Matthew 7:24-27 Therefore everyone who hears these words of Mine and acts on them, may be compared to a wise man who built his house on the rock. And the rain fell, and the floods came, and the winds blew and slammed against that house; and yet it did not fall, for it had been founded on the rock. Everyone who hears these words of Mine and does not act on them, will be like a foolish man who built his house on the sand. The rain fell, and the floods came, and the winds blew and slammed against that house; and it fell—and great was its fall.”

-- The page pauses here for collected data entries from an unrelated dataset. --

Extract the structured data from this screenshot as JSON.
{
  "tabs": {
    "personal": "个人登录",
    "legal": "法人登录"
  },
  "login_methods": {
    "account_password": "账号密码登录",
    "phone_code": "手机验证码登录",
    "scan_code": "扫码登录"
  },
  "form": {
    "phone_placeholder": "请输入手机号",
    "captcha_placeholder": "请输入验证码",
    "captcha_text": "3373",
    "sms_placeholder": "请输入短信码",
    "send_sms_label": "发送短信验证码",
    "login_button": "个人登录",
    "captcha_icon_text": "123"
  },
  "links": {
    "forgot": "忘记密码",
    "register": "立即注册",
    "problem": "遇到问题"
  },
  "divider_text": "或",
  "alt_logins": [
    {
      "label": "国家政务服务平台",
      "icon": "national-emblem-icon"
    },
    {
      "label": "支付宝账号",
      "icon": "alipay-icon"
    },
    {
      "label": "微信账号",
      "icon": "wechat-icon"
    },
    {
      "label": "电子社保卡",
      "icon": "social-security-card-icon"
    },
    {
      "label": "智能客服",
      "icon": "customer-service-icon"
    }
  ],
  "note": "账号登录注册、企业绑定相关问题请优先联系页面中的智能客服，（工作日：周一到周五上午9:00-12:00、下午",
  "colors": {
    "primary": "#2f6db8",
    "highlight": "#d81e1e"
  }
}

Many people break the commandment in Philippians 4:6, “Be anxious for nothing.” In Psalms 37:8, it says, “Do not fret; it leads only to evildoing.” Fretting is when we let a little fear become a big fear because we allow it to go around and around in our brains. Most don’t consider that a commandment because it is in our heads, and no one knows, and it doesn’t hurt anyone but ourselves. As the verse says, fretting leads to evil-doing, even if it is just being grumpy. When a little fear pops up in my head, I replace it with, “Do not fret!” If it continues to pop up in my thinking, I keep kicking it out by thinking, sometimes even saying out loud, “ Do no fret!” The cool thing about choosing to obey is that God gives us the power to succeed. The rest of Philippians 4:6-7 says,”Be anxious for nothing, but in everything by prayer and supplication with thanksgiving let your requests be made known to God. And the peace of God, which surpasses all comprehension, will guard your hearts and minds in Christ Jesus.” So, when an anxious thought pops into my head I replace it with, “Do not fret,” and then I pray about what was bugging me, and before long I have an amazing peace and freedom from fretting. It is a wonderful gift from God if we would do it. I think some people just enjoy fretting.